Alexander & Teresa
Feuilleton été 2012
Episode 19
Le ballet des étoiles
Alexander revient d’une mission à l’étranger. Il ressent profondément l’absence de Teresa. Alors qu’il s’endort, il a cette sensation de quitter son lit comme un oiseau.
Teresa, Teresa, Ô Teresa,
Je dors seul à des milliers de kilomètres de toi mais mon âme s’échappe par la fenêtre ouverte de ma chambre pour aller te rejoindre au clair de lune et te sortir de ton lit. Te voilà partie avec moi et je te ramène près de mon volcan à moi sur mon île qui ressemble à un papillon dans la mer des Caraïbes.

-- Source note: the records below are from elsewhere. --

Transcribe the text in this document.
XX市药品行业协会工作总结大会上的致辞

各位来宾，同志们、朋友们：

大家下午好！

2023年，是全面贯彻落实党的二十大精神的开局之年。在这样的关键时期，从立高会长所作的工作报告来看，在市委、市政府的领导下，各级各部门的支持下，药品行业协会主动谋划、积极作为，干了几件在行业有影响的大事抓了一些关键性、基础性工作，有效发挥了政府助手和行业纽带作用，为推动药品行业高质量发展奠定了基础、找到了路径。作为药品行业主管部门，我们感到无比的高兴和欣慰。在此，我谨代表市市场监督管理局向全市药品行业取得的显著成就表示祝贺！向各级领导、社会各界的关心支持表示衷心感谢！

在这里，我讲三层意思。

Je t’emmène aux Carbet près de la Soufrière mais faisons un petit tour à Capesterre-Belle-Eau. C’est là où je suis né, rappelle –toi, et où Christophe Colomb a débarqué.
Nous voilà sautillant de roche en roche pour traverser la rivière et cueillir des mangues que j’aime tant. On dit que Bouddha avait reçu de la courtisane d’Ambapali un verger de manguiers pour y méditer et vraisemblablement pour gagner aussi sa vie. La mangue a suivi Bouddah un peu partout dans le monde.
Les mangues qui se ramollissent sont charnues et, fermes d’apparence comme tes seins. Petite morsure, puis tu fais un suçon, et la mangue mûre va fondre dans ton palais. Sa chair jaune foncé à un goût de pêche et de fleurs. En la mangeant à deux, tu pourras avec moi lécher le noyau et ensuite t’occuper de mes lèvres qui te donnent le frisson. Tout s’arrête d’être en transe autour de nous et l’eau qui coule de la rivière vient couvrir nos ébats. Nous voilà entrelacés sur deux feuilles de bananier. Tu n’es plus aussi obscure que quand tu me parles au téléphone. Tu es libérée de tes contraintes diurnes de l’autre monde qui t’emprisonne. Mes doigts glissent sur ta peau aussi lisse que cette mangue que tu tiens des deux mains. Ils finissent par trouver les aisselles qui te chatouillent. Eclats de rire dans cette nuit bleutée .Deux oiseaux nous poussent au chuchotement avec deux battements d’ailes stressées.
La lune donnait des reflets argentés à l’eau qui jaillissait de la montagne et qui serpentait la vallée. Là haut, au dessus des chutes du Carbet, se trouve la Soufrière. La dernière fois qu’elle s’est fâchée, elle nous a crachoté des cendres. Les gens ont dû fuir de l’autre côté de l’île, plus plat et moins volcanique.
J’habite en amont de cette Grande Rivière. C’est là que je pense à toi sous les bananiers qui m’abritent. Je me laisse griser par la l’alizé qui sèche à la fois ma sueur et mes larmes. Je sais que tu n’aimes pas que mes yeux soient empreints de tristesse. Comme tu le dis si bien, les prières d’un homme triste ne montent pas au ciel. Et toi, tu comprends un peu que je brûle d’envie de te prendre dans mes bras ?
Regarde ici autour de nous, tu les as tous conquis. Les bambous se mettent à danser. Les étoiles nous font un véritable ballet dans la voie lactée. Les feuilles du bananier et du cocotier frétillent d’impatience. Le prunier d’Espagne, le mombin fait chalouper les hanches de ses branches et exhale un parfum qui avec le rhum nous jettera dans l’ivresse.
Le Carbet est déjà avec les chutes en plein orgasme avec la Soufrière qui s’ouvre au ciel. C’est l’heure de rentrer avant l’aube car les nuits sont courtes. Nos corps inanimés nous attendent dans nos lits. Ce fut une belle balade.